В индивидуальном художественном Н. в послевоенное время предпочтение отдавалось рельефным портретам или бюстам, выполненным в реалистической манере. Портретная линия в Н. со временем станет лишь усиливаться и к кон. XX в. приведет к тому, что даже массовое Н. станет индивидуальным благодаря распространению фотографии и техники гравировки по камню. Среди аллегорических Н., выполненных скульптором С. Т. Конёнковым,- надгробие М. М. Пришвина в виде птицы Сирин (1956, Введенское кладбище, Москва). Редким для надгробной пластики этого периода является памятник С. В. Герасимову (1965-1970, скульптор Е. Ф. Белашова, московское Новодевичье кладбище) в виде обнаженного спящего юноши, словно застывшего в полете. Для 60-70-х гг. характерен поиск нового соотношения архитектурной и скульптурной составляющих Н. Надгробие И. Э. Грабаря († 1960, московское Новодевичье кладбище) решено как фигурная белокаменная стела в виде обломка архитектурной закомары с рельефами, стилизованными под владимиро-суздальские. Лаконично надгробие Е. С. Варги (1967, В. А. Сидур, московское Новодевичье кладбище) в виде 2 пилонов на общем цоколе, склонившихся верхушками друг к другу подобно плакальщикам. Формальные элементы в надгробие Н. С. Хрущёва внес скульптор Э. И. Неизвестный (1975, московское Новодевичье кладбище), где композицию создают взаимопроникающие друг в друга черные и белые каменные блоки, а помещенный в нишу бронзовый бюст усопшего выглядит лишь уступкой традиции. Н. 80-х гг. XX в. часто решены в реалистическом и драматическом ключе, напр. надгробие В. С. Высоцкого (1985, скульптор А. И. Рукавишников, Ваганьковское кладбище, Москва), на к-ром артист с гитарой за спиной изображен словно вырывающимся то ли из пламени факела, то ли из удерживающих его пелен. Надгробный памятник Зое Космодемьянской, исполненный О. К. Комовым (1986, московское Новодевичье кладбище), отражает новый подход к драматизму пластики. Он изображает юную прекрасную девушку словно улетающей, едва закутанной в легкие драпировки, и мог бы показаться идеализированным поэтическим образом, если бы не следовал почти дословно посмертному фото Зои после казни.

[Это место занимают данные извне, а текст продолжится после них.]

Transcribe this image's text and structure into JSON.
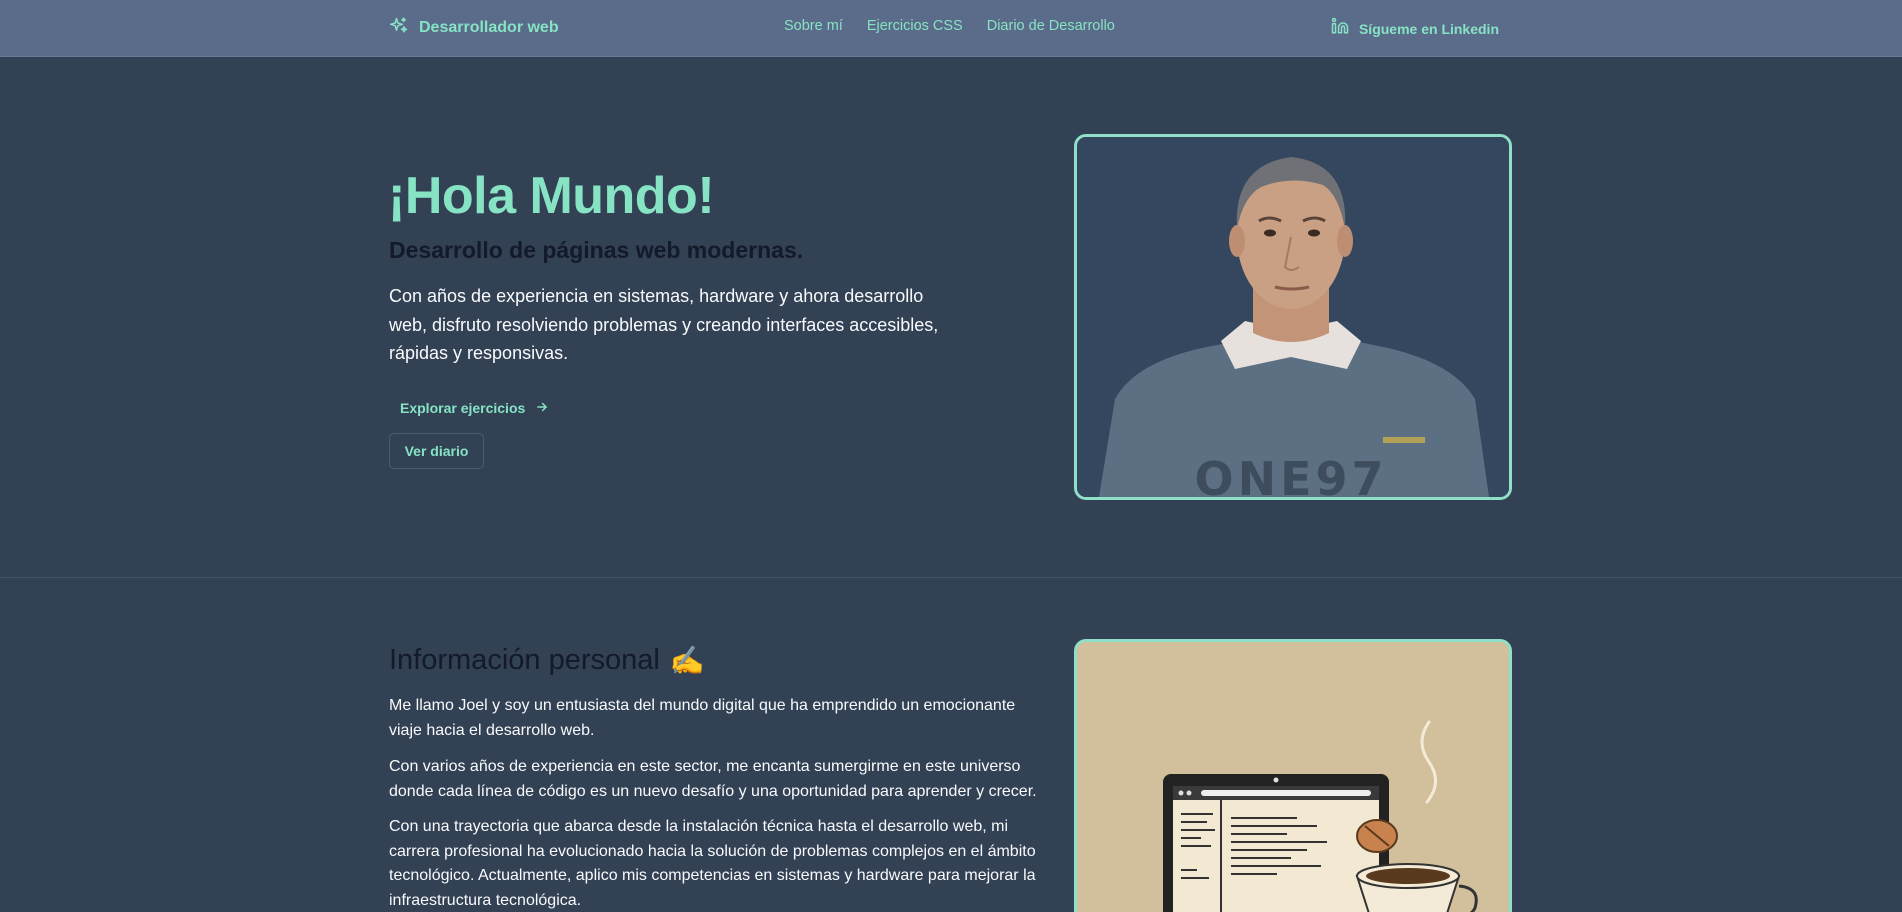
{
  "header": {
    "brand": "Desarrollador web",
    "nav": [
      "Sobre mí",
      "Ejercicios CSS",
      "Diario de Desarrollo"
    ],
    "linkedin": "Sígueme en Linkedin"
  },
  "hero": {
    "title": "¡Hola Mundo!",
    "subtitle": "Desarrollo de páginas web modernas.",
    "text": "Con años de experiencia en sistemas, hardware y ahora desarrollo web, disfruto resolviendo problemas y creando interfaces accesibles, rápidas y responsivas.",
    "explore_label": "Explorar ejercicios",
    "diary_label": "Ver diario",
    "photo_sweater_text": "ONE97"
  },
  "info": {
    "title": "Información personal",
    "emoji": "✍️",
    "paragraphs": [
      "Me llamo Joel y soy un entusiasta del mundo digital que ha emprendido un emocionante viaje hacia el desarrollo web.",
      "Con varios años de experiencia en este sector, me encanta sumergirme en este universo donde cada línea de código es un nuevo desafío y una oportunidad para aprender y crecer.",
      "Con una trayectoria que abarca desde la instalación técnica hasta el desarrollo web, mi carrera profesional ha evolucionado hacia la solución de problemas complejos en el ámbito tecnológico. Actualmente, aplico mis competencias en sistemas y hardware para mejorar la infraestructura tecnológica."
    ]
  },
  "colors": {
    "background": "#334155",
    "header": "#5b6b8a",
    "accent": "#86e3c3",
    "dark_text": "#131a2a"
  },
  "icons": {
    "brand": "sparkles-icon",
    "linkedin": "linkedin-icon",
    "explore": "arrow-right-icon"
  }
}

Мотив креста никогда полностью не уходил из арсенала надгробной пластики советского времени. Н. артиста А. И. Сумбатова-Южина (1928, В. Н. Домогацкий, московское Новодевичье кладбище) состоит из массивной серой стены, с к-рой контрастируют профильный портрет из белого мрамора, заключенный в прямоугольник, и крест темно-красного гранита, осмысленный как конструктивная часть памятника. Уникален для своего времени надгробный комплекс А. А. Ахматовой на кладбище в Комарове (1969-1970, скульптор А. М. Игнатьев, проект В. П. Смирнова), к-рый включает невысокую стену с рельефным портретом, каменную скамью и крест.
С 90-х гг. XX в. с возрождением Православия в обиход массово возвращаются как традиционные формы христ. Н., как кресты, так и христ. мемориальная символика. В надгробной пластике появляются мотивы снятия с креста и оплакивания (Н. дирижера Е. А. Мравинского, 1990, скульптор Л. К. Лазарев, Богословское кладбище С.-Петербурга). Белокаменный крест установлен на могиле дирижера Е. П. Кудрявцевой-Муриной (2004, скульптор Г. В. Додонова, Новодевичье кладбище С.-Петербурга): рельеф на кресте изображает женщину с воздетыми руками - поза оранта, которая может означать как молитву, так и дирижерский жест. С развитием технологий появляются Н., оформленные в стиле фотореализма. В XXI в. по-прежнему востребован опыт создания монументальных надгробно-мемориальных комплексов: в 2013 г. было открыто Федеральное военное мемориальное кладбище (городской окр. Мытищи, Московская обл.), оформленное в неоклассическом стиле. В формах и материалах совр. Н. продолжаются эксперименты. Таковы, напр., надгробие Б. В. Раушенбаха в виде пирамиды из белого мрамора с врезанной в нее лестницей, ступени к-рой ведут в небо (2004, московское Новодевичье кладбище), или надгробие Б. Н. Ельцина, трактующее традиц. надгробную плиту как развевающееся на ветру полотнище российского флага (2008, московское Новодевичье кладбище, материал - белый мрамор, синяя мозаика, красный порфир; оба - скульптор Г. В. Франгулян).